We were taught how to dye even, level colors–like what you’d get from a professional dyeing facility. No streaking. No felting. No mottling. If you want to weave 4 square feet of color X, you can be confident that you can dye a level color X. This is important because some projects call for more yarn than can be dyed in one dye pot, or perhaps even in one dyeing session using several dye pots. Experienced dyers know this, but for the uninitiated I’ll explain. Level colors require one to be exact in measuring the dye solution quantities in the formula (think of the formula as a color recipe) into the dye bath. You must be alert to the temperature of the water heating in the dye pot and add dyes and acids at prescribed intervals. You must not crowd the pot with yarn skeins so that they can float freely without twisting or binding. Otherwise, the yarn is unable to evenly absorb the dye. And, you must stand by the simmering dye pots and stir the yarn for 45 minutes so that the dye and chemicals are evenly distributed and fully absorbed. There are further steps, but these suffice for my purposes here.
Examples of color gradations. The progressions are exponential rather than arithmetic because the former makes for visually smooth transitions between steps. The samples that follow are from class assignments when I was a graduate student in the M.F.A. program and from classes I taught as a graduate assistant.
Inventing colors is fun. It means coming up with dye formulas. Then, doing gradations of a formula to have a range of values to choose from. Then, doing 2-way color mixes in which you measure dye solution in a 10-step gradation at 1.6 multiples increments for one color (0.025 % – 0.04% – 0.06% – 0.1% – 0.16% – 0.25% – 0.4% – 0.6% – 1.0% – 1.6%), and the same steps for the second color, but in reverse order.
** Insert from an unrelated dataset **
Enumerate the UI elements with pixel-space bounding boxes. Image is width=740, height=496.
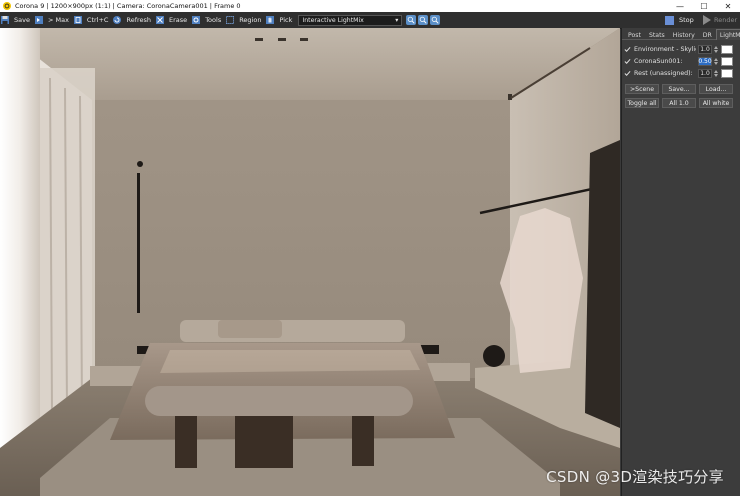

In the above example, “Spring ’85 Toner,” is one of the colors in the 2-way color mix, the second color being Violet Blex. A toner is a color made up of 2 or more colors. “Spring ’85 Toner” is made up of 6 colors, their percentages in the formula all adding up to total 1.0% dye solution–the standard dye solution we used. This toner blend is either cool or warm depending on its ingredients. You can then use this toner as a “color” to mix with another color (as above with Violet Blex) so as to come up with a complex color. These combinations result in more interesting colors than you would have got had you just done a 2-way color mix of 2 plain colors, say Violet Blex + Orange 2GY. From experience, I’ve found that doing a 2-way color mix of 2 toners would often result in muddy colors.